Buddy Boxing with the boys

See the original post at flitetest.com.

Usually my kids are like this when I go flying:

But recently we saw all the DogFight episodes, and now they totally want to get into streamer fighting themselves … but they can’t fly at all. Therefor I decided to get a second remote control and try buddy boxing – let’s see how well they can do it. After all they are five years old. I read a couple of posts about buddy boxing, but what nobody tells you is, that you have to remove the sender module from the trainee TX. While there are nice videos how to do that for good, I decided to do this not so permanent but more sophisticated fix:

The plane we used was an Old Fogey, mainly because that is the only one I can actually control well, but also because it so simple to manage. I had an Old Fogey fold it’s wing on me once, which let me add a support rod, expecting some abrupt maneuvers:

The flying went amazingly well, and I think from their focused faces you can tell how intense and how much fun everything was.

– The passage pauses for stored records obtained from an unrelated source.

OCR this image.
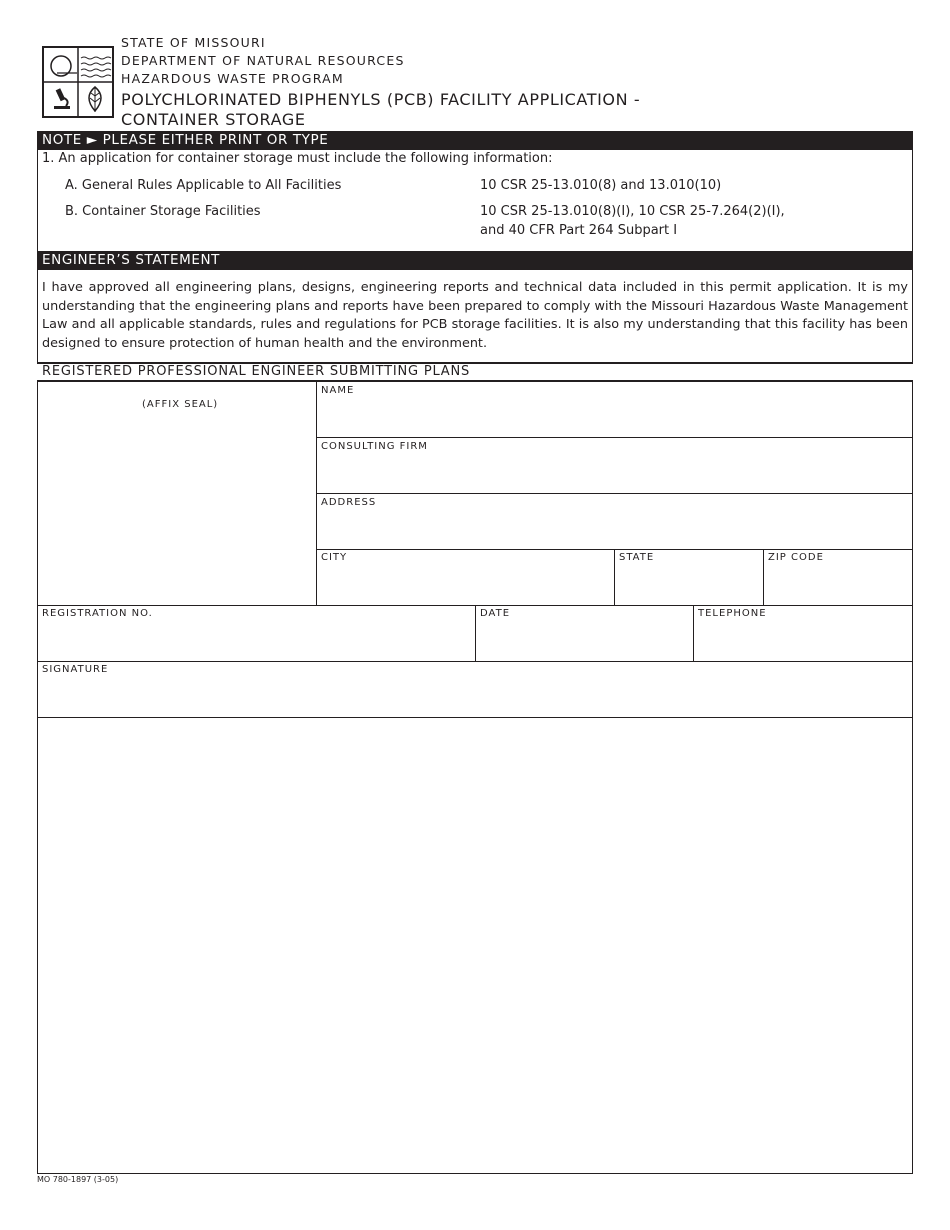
STATE OF MISSOURI
DEPARTMENT OF NATURAL RESOURCES
HAZARDOUS WASTE PROGRAM
POLYCHLORINATED BIPHENYLS (PCB) FACILITY APPLICATION -
CONTAINER STORAGE
NOTE ► PLEASE EITHER PRINT OR TYPE
1. An application for container storage must include the following information:
A. General Rules Applicable to All Facilities	10 CSR 25-13.010(8) and 13.010(10)
B. Container Storage Facilities	10 CSR 25-13.010(8)(I), 10 CSR 25-7.264(2)(I),
and 40 CFR Part 264 Subpart I
ENGINEER’S STATEMENT
I have approved all engineering plans, designs, engineering reports and technical data included in this permit application. It is my understanding that the engineering plans and reports have been prepared to comply with the Missouri Hazardous Waste Management Law and all applicable standards, rules and regulations for PCB storage facilities. It is also my understanding that this facility has been designed to ensure protection of human health and the environment.
REGISTERED PROFESSIONAL ENGINEER SUBMITTING PLANS
(AFFIX SEAL)
NAME
CONSULTING FIRM
ADDRESS
CITY	STATE	ZIP CODE
REGISTRATION NO.	DATE	TELEPHONE
SIGNATURE
MO 780-1897 (3-05)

Here are a couple of security advices, after all you go flying with kids:

  • Every time we go flying I ask:”What is so dangerous?” And they answer:”The propeller turns so fast that it can chop of fingers!”
  • While I mount the battery or operate on the plane I have it in the trunk of my car the motor facing inside. Kids love to bend over and point at stuff, this way they can still see, but can’t reach anything dangerous.
  • I have them walk and stand left of me while launching the plane with the right hand. In essence, there is always me between the kids and the plane.
  • Even when it is only me who is flying, I don’t let them run around. Seriously, it is impossible to watch the kids and the plane at the same time. I am aware that this works only with kids that are cooperative, but the simple “You can only come with me flying if you pay attention” rule – and actually leaving them home if it doesn’t work – does the trick quite well.
  • I gave them only control over the rudder and elevator, the motor was in my control, that helps them deal only with one hand, and when you see them stall you can correct without taking over the rc entirely.

I was amazed how well they were flying. Yes, I had to intervene a lot, but mostly just to stabilize and to get it back to altitude, but they managed to fly circles, and even a looping (mostly unintended). They tend to over correct, so once in a while you just take control to level the plane and hand it back immediately. The results are convincing:

I am sure we will need a lot more practice, but I look forward to seeing them fly in their own.

And when you look right you might guess the answer to the question: “I bloody wonder who will pick them out of the sky later?”